The 15-member Economic Community of West African States said the troops would help with Mali’s transition to civilian rule. It was unclear, however, when the troops will arrive, and which nations will send them.
Under an ECOWAS-mediated deal, the junta has handed power back to a civilian government and agreed to elections within a year.
Ironically, the soldiers had justified their power grab by accusing the government of incompetence in fighting the rebellion.
Northern Mali has since been held by a hotchpotch of rebels and outlaws, with some Tuareg fighters declaring the north an independent state.
“We came here to defend and protect our region,” said FNLA member Ahmed Ould Mamoud, whose group claims about 500 fighters.

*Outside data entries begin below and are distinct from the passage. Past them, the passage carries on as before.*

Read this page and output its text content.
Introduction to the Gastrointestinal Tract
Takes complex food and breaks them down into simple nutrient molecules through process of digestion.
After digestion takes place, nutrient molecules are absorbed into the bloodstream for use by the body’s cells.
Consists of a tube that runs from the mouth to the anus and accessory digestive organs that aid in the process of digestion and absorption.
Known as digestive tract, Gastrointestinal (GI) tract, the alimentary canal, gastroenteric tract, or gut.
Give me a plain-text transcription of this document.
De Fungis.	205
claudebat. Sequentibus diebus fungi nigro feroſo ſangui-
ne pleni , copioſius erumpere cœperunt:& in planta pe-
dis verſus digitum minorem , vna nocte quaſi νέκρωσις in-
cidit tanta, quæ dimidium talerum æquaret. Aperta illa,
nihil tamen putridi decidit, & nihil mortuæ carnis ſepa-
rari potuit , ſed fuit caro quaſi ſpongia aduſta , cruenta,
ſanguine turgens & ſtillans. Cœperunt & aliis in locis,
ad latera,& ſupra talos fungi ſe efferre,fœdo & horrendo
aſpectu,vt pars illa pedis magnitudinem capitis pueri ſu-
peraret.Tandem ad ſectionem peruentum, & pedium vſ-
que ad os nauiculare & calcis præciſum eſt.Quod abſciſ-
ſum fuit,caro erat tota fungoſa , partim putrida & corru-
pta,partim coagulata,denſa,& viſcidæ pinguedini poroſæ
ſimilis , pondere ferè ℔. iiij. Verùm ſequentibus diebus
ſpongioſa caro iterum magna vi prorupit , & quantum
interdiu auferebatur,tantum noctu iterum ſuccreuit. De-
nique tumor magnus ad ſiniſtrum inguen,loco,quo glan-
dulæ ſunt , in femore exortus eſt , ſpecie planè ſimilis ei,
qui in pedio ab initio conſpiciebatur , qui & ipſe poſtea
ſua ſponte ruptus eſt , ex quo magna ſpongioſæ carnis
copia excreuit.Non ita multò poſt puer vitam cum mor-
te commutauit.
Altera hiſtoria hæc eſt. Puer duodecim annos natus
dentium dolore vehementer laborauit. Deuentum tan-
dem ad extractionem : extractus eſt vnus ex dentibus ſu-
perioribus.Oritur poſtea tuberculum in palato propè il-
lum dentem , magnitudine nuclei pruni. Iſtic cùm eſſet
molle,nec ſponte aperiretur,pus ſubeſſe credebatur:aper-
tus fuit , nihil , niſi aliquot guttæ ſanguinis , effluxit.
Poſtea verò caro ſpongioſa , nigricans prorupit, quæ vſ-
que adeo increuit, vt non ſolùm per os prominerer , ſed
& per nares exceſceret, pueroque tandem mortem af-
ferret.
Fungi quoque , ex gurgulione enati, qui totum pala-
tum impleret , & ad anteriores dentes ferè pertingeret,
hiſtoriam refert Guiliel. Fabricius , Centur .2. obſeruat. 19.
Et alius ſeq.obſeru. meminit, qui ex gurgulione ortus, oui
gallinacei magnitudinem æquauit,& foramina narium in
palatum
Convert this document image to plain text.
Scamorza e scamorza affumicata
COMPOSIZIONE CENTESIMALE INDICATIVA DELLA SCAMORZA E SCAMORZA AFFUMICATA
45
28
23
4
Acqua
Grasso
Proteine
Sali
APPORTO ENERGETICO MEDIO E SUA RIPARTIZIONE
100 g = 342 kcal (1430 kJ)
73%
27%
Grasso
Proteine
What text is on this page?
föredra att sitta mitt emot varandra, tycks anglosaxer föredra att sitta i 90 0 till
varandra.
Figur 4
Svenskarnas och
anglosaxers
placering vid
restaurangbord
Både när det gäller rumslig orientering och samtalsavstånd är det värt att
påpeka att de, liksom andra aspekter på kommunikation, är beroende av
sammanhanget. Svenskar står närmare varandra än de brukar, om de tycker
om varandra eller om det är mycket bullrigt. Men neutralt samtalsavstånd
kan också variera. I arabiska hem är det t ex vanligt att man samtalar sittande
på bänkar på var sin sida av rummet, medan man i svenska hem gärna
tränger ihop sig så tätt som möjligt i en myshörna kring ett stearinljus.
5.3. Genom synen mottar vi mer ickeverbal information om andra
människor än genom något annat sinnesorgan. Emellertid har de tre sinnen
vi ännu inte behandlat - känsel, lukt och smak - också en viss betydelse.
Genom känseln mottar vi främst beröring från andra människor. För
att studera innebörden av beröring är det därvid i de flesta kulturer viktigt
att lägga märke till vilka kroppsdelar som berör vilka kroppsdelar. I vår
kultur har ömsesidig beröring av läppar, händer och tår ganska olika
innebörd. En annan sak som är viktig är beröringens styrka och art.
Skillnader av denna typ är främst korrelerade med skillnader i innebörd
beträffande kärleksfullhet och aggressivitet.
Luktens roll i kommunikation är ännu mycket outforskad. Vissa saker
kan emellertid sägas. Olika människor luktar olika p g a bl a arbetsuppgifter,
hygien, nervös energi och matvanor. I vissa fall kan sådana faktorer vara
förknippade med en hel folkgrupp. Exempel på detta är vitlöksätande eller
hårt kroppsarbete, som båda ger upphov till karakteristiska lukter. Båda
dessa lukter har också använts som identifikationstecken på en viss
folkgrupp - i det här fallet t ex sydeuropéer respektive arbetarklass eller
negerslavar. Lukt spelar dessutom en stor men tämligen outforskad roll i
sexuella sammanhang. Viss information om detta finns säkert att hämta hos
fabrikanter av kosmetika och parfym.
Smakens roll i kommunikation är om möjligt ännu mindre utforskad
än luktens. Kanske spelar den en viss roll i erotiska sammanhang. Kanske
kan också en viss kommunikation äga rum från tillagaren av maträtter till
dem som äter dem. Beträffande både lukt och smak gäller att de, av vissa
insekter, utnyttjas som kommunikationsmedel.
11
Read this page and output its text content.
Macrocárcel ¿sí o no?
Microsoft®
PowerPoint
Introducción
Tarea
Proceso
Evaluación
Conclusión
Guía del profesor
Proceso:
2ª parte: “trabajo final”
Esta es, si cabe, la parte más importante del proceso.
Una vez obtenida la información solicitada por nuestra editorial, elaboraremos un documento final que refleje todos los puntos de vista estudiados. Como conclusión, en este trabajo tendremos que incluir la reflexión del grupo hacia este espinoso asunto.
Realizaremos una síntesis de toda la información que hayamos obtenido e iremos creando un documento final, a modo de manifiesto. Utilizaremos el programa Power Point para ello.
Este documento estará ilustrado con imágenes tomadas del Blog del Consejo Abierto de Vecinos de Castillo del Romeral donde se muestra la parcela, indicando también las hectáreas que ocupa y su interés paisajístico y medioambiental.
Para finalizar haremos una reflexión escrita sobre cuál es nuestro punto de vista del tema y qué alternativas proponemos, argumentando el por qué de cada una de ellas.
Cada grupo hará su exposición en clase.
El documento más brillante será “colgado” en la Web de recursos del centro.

The group is headed by Mohamed Lamine Ould Sidatt, a regional elected official, and its military operations are directed by a lieutenant colonel who defected from the Malian army, Housseine Khoulam.
Much of the north remains in the hands of two other armed groups ̶ Islamists Ansar Dine and the National Movement for the Liberation of Azawad (MNLA), Mali's main Tuareg rebel group.
The MNLA earlier declared independence in the north, a vast swathe of desert it calls Azawad it captured along with Ansar Dine in the disarray following the coup.
Ansar Dine subsequently took control of Timbuktu, saying it rejects independence for the north and is fighting for Islam.
Security sources say Ansar Dine has fallen under the influence of Qaeda in the Islamic Maghreb, Qaeda’s North African wing, which is holding several Westerners hostage.
Ansar Dine set up an “Islamic police force” in Timbuktu to enforce the sharia in cases of theft.
“Ansar Dine said they would apply the sharia law because there are too many thefts,” regional official Issa Maiga said.
“The headquarters of the Islamic police carry the inscription ‘Islamic police’ in Arabic. A car is also driving through town with the inscription ‘Islamic police’ in Arabic,” a person close to a Timbuktu imam said.
Amid the chaos, Malian former foreign minister Tieble Drame warned that “ECOWAS and the international community must, if it becomes necessary, intervene militarily to prevent Mali becoming an international sanctuary for banditry and the headquarters of massive criminal groups.”